The all-Republican Texas Supreme Court has declined to remove Democrat lawmakers from office over their 2025 quorum break, ruling that the Texas Constitution leaves enforcement of legislative attendance to the House itself, not the judiciary.
In a unanimous opinion authored by Chief Justice Jimmy Blacklock, the court rejected petitions filed by Gov. Greg Abbott and Attorney General Ken Paxton seeking to oust lawmakers who fled the state during last summer’s special session on congressional redistricting.
The opinion stated that, while the quorum break raised significant constitutional questions, the Texas Constitution specifically grants the House authority to “compel the attendance of absent members” and discipline lawmakers.
“For a brief time in the summer of 2025, the Texas House of Representatives lacked the two-thirds quorum required to do business,” Blacklock wrote, noting that dozens of lawmakers left the state “for the express purpose of preventing the House from functioning.”
The Democrats returned roughly two weeks later, allowing the House to resume business and ultimately pass the redistricting legislation signed by Abbott.
Blacklock wrote that the Constitution already provides political remedies for quorum-breaking, including the House’s ability to compel attendance and punish absent members.
“Whatever wrong may have been committed by the absent House members, the Texas Constitution’s internal political remedies, none of which involve the judicial branch, were sufficient to the task of restoring the House’s ability to do business,” the opinion states.
The opinion also suggested the House possesses significantly broader constitutional authority to punish absent lawmakers than it exercised during the 2025 walkout.
While lawmakers imposed daily fines and withheld certain resources from absent members, Blacklock wrote those measures “barely scratched the surface of the House’s broad coercive authority to compel attendance ‘in such manner and under such penalties as each House may provide.’”
The ruling comes just weeks after the Texas House Administration Committee approved more than $420,000 in fines and enforcement costs against Democrat lawmakers tied to the walkout, roughly $8,354 per member. Under House rules in place at the time, absent lawmakers faced $500 daily fines and were required to reimburse expenses incurred during efforts to compel their return.
The House also adopted stricter anti-quorum-break rules before adjourning sine die, tripling daily fines and allowing lawmakers who flee during a call of the House to lose committee positions and seniority.
But while the court declined to intervene, Justice James Sullivan warned in a concurring opinion that future quorum breakers could still face removal from office.

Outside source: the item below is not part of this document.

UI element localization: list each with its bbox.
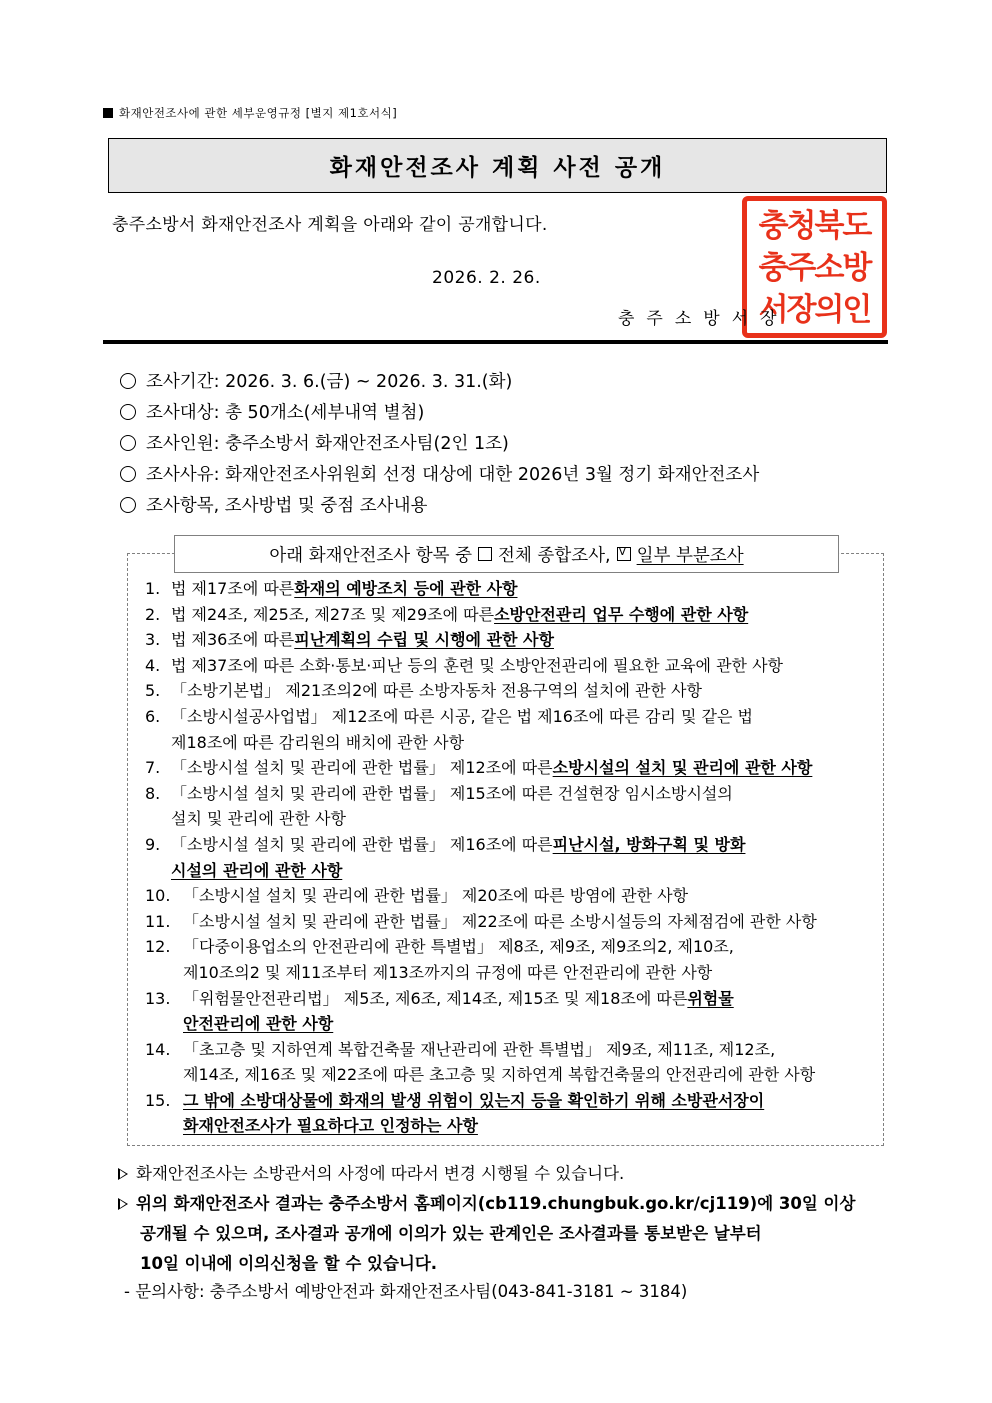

“I concur because this constitutional crisis passed too quickly for us to engage in factfinding that might’ve justified quo warranto relief,” Sullivan wrote. “But we should be prepared to perform this grave task if legislators refuse to do their jobs again in the future.”
Sullivan repeatedly characterized the walkout as a constitutional crisis and argued the court may need to take a more active role if another quorum break occurs.
“When it comes to breaking quorum, maybe there won’t even be a next time,” Sullivan wrote before recounting previous Democrat walkouts in 2003, 2021, and 2025. “I won’t be holding my breath, though.”
He concluded with a direct warning to future lawmakers considering another walkout.
“Were it to happen yet again, I believe the next set of quorum-breakers had better be ready to pay us a visit,” Sullivan wrote. “Our original jurisdiction to issue writs of quo warranto will empower us to inquire whether they’ve abandoned their legislative offices and, if we so find, to throw them out.”
Following the ruling, Democrat caucus chair Gene Wu celebrated the decision and blasted Abbott’s attempt to remove Democrats from office.
“When Greg Abbott threatened to arrest and expel us for denying him a quorum, we told him he should ‘come and take it.’ He tried!” Wu said in a statement.
Wu accused Abbott and Paxton of attempting to weaponize the courts after Democrats fled the state to block what they described as a politically motivated congressional map.
“Today, the Republican-controlled Supreme Court said: no,” Wu said. “The Constitution does not let a Governor erase voters’ choices when their choices are inconvenient to him.”
Wu concluded by saying Abbott “was wrong, weak, and after all his bluster he couldn’t come and take a damn thing.”
Abbott spokesman Andrew Mahaleris said the ruling sends a clear warning to Democrats considering another quorum break in the future.
“No elected official has the right to abandon their duties, flee the state, and shut down the people’s business,” Mahaleris said in a statement to Texas Scorecard. “Governor Abbott’s legal action is what brought derelict Democrats back to Texas to do their jobs and pass the Big Beautiful Map. Now, SCOTX has warned them against pulling a similar stunt in the future.”
“If Democrats abandon their offices again, the Governor will bring them right back to the Texas Supreme Court,” he added.